The Texas A&M University School of Law is the most recent law school to slash its tuition. The school will reduce its price tag 15% to $28,000 for Texas residents. Out-of-state students will still pay $33,092.
However, the news doesn’t do anything for current or incoming students as their tuition will remain locked in with the tuition cut going into effect with the incoming class of 2016. The change comes three years after Texas A&M acquired Texas Wesleyan University School of Law, which was a private school.
The change moves Texas A&M closer to in-state tuition amounts of other public law schools, but still falls on the expensive side. In 2013, the most recent year the data is available, the median tuition for residents at American Bar Association-accredited public schools was $22,209. The median for out-of-state students at public law schools was $33,752.

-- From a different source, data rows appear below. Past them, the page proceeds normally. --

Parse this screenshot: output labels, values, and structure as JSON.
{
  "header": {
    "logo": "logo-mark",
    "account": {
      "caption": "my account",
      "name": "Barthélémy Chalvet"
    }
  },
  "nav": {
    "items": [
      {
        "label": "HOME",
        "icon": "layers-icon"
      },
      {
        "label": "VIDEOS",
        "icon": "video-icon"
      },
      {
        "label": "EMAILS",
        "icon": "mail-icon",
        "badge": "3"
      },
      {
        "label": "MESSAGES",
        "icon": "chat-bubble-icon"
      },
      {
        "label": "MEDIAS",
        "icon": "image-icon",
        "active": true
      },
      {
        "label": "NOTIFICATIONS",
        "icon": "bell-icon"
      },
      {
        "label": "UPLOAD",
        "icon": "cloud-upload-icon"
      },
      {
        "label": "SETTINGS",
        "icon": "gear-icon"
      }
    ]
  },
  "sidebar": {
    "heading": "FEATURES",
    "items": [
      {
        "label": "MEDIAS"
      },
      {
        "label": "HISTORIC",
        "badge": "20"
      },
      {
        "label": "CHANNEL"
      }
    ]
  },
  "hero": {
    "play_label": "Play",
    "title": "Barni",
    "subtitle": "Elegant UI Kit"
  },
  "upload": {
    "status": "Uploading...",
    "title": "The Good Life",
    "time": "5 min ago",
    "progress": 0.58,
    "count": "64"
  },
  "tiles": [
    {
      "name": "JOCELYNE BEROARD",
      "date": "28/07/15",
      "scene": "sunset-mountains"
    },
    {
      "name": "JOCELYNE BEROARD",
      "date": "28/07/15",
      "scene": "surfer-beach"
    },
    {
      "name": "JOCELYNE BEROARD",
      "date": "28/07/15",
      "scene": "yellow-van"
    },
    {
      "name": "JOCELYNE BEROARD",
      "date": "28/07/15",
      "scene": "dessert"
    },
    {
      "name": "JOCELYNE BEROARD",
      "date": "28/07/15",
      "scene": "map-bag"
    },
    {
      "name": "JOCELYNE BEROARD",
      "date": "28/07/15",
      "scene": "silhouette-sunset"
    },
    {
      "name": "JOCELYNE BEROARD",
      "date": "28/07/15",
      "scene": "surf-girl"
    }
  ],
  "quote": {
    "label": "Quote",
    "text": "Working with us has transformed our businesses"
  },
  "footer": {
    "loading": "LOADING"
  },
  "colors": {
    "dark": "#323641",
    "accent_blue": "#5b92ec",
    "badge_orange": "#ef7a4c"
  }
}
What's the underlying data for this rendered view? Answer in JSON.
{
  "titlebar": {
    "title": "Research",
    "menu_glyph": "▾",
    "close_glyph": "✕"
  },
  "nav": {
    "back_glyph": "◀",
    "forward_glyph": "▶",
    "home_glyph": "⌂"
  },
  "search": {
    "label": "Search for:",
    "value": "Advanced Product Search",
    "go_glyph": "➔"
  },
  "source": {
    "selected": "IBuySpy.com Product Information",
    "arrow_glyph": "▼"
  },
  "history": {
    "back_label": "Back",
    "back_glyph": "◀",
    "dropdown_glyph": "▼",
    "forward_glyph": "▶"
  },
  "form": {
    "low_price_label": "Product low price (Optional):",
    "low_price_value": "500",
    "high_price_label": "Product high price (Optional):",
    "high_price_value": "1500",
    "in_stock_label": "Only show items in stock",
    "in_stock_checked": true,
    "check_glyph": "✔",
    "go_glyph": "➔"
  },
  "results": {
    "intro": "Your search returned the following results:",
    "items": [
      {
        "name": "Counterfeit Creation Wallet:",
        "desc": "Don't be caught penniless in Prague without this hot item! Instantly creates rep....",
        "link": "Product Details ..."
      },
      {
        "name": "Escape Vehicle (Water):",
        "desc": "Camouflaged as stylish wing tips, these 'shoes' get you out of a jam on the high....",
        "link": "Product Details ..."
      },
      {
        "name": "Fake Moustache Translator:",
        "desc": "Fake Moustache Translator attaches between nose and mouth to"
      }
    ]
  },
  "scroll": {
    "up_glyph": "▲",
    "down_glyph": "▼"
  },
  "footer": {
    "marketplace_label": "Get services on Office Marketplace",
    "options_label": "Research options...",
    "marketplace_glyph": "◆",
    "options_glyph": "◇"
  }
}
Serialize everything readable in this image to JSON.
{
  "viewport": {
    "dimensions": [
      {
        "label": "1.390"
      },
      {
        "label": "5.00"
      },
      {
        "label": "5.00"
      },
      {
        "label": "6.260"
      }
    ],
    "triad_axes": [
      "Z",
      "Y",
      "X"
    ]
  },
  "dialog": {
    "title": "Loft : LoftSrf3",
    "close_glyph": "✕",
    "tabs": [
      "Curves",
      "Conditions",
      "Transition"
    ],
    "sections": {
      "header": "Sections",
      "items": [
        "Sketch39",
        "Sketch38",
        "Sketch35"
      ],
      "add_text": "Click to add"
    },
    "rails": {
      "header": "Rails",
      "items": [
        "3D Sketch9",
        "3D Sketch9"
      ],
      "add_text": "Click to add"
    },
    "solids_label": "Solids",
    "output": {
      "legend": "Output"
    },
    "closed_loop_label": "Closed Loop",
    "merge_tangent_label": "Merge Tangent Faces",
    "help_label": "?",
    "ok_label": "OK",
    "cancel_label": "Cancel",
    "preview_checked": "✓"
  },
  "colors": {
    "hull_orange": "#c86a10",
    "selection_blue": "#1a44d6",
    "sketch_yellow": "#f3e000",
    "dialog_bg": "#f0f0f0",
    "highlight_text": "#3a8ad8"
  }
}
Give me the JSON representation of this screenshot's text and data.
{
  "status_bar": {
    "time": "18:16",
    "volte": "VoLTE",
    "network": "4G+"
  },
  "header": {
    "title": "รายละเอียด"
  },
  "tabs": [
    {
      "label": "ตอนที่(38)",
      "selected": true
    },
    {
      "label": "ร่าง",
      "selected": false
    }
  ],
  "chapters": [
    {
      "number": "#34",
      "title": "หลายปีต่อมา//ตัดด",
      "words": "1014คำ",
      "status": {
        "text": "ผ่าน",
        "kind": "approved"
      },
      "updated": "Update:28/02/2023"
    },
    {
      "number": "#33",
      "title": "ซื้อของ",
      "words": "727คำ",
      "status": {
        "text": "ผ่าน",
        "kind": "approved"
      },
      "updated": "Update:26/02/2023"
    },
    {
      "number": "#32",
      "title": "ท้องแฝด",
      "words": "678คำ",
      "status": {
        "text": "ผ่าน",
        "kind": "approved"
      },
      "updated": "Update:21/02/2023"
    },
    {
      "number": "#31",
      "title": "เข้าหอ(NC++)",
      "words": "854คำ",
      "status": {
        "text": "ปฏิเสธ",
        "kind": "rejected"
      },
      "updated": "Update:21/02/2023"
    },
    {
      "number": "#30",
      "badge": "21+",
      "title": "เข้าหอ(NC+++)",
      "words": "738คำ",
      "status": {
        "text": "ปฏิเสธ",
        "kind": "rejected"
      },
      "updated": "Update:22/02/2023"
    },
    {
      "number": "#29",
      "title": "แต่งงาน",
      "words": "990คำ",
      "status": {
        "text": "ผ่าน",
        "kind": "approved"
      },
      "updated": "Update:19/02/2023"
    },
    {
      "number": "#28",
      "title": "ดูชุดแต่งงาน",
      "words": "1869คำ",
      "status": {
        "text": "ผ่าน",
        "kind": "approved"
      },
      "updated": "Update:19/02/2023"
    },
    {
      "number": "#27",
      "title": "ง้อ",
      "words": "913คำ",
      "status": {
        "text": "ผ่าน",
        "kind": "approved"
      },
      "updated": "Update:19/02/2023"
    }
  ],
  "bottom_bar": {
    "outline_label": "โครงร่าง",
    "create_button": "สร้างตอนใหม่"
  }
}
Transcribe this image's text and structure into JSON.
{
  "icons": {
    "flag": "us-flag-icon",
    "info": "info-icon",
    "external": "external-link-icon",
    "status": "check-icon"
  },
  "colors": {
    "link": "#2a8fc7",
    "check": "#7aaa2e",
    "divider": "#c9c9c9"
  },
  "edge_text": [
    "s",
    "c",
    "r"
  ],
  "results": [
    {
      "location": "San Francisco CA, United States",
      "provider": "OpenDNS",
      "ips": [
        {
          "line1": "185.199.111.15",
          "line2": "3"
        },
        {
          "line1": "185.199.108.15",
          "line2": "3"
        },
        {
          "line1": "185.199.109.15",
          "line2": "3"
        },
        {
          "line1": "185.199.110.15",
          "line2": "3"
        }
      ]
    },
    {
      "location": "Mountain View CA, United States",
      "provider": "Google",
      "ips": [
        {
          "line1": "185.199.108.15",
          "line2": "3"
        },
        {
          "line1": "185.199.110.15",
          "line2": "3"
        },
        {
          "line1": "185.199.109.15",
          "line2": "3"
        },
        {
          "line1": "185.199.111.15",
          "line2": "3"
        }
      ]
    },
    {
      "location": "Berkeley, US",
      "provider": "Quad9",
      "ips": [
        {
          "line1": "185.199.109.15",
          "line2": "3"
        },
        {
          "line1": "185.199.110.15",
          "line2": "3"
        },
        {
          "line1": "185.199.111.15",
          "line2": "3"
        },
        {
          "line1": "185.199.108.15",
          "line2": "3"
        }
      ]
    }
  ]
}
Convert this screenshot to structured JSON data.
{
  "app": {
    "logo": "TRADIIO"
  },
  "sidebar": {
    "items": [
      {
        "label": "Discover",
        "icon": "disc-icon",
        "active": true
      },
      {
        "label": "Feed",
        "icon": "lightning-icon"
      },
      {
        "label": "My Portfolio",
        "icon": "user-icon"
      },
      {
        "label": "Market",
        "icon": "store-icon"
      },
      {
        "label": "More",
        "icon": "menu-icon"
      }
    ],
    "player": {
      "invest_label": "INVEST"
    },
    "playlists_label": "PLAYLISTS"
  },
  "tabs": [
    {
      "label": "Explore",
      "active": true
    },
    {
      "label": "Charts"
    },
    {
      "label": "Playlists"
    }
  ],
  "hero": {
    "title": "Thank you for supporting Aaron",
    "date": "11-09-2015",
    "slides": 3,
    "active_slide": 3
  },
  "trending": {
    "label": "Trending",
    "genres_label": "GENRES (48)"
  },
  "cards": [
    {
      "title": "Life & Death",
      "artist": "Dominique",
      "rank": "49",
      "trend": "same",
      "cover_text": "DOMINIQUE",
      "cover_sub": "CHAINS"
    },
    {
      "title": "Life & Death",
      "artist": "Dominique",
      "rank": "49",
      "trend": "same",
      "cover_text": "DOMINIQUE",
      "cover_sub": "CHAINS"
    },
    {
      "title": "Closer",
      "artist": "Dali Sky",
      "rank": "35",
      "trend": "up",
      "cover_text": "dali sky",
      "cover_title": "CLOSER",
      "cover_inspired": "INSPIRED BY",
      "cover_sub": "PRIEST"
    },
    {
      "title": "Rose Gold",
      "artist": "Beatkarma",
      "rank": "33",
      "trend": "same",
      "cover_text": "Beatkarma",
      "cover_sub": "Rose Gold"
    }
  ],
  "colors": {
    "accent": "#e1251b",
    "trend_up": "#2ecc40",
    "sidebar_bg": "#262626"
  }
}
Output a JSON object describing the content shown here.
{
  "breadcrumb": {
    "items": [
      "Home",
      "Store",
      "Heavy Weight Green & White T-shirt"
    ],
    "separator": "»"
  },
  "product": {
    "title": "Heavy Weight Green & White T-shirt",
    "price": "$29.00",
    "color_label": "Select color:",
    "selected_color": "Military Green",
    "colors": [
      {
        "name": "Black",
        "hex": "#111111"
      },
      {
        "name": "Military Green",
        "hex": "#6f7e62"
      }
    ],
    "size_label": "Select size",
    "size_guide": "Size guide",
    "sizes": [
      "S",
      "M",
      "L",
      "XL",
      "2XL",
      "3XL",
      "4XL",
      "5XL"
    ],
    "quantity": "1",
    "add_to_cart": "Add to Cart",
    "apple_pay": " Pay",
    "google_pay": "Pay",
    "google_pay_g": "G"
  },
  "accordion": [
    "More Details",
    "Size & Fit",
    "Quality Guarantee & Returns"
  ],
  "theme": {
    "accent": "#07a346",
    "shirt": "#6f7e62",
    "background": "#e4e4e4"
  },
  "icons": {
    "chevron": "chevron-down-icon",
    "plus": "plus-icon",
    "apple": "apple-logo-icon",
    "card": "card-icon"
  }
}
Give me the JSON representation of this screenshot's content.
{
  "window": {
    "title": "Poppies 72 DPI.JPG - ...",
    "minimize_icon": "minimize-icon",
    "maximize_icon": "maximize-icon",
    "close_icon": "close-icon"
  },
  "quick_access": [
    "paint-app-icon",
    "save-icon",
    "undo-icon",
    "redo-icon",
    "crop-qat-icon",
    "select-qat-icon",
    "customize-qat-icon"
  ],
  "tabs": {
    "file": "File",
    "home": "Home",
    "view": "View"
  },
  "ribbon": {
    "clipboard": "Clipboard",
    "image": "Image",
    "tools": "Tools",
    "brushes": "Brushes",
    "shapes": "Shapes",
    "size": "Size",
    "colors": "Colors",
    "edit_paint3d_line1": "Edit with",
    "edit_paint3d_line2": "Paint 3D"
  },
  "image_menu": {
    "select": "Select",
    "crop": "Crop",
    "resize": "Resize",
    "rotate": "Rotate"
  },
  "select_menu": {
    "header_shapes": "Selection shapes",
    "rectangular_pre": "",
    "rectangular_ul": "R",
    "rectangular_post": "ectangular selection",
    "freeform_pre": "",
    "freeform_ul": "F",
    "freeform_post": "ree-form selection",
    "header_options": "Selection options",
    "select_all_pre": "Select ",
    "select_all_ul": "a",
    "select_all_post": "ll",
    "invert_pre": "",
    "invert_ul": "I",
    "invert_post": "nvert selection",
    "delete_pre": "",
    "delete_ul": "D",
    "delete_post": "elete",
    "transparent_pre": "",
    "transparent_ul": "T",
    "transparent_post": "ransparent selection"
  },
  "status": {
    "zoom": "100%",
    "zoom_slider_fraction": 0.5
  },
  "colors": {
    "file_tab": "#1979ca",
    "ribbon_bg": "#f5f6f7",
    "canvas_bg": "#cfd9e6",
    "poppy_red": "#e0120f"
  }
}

Texas A&M law professor Milan Markovic told the Wall Street Journal that the change stems from growing concerns about increasing student debt. “We want our students to be able to have less difficulty obtaining the full value from their law degrees,” Milan told the Wall Street Journal.
The school actually has dropped first-year enrollment by 45% from 243 in 2013 to 133 in this past fall’s incoming class. However, Texas A&M told the Wall Street Journal that the change has been designed. They are now boasting an 11-to-1 student-to-instructor ratio.
Of course, Texas A&M joins a growing list of law schools to cut tuition in recent years in response to growing student debt concerns. Other schools to recently cut tuition include Penn State, Wayne State University and the University of Arizona.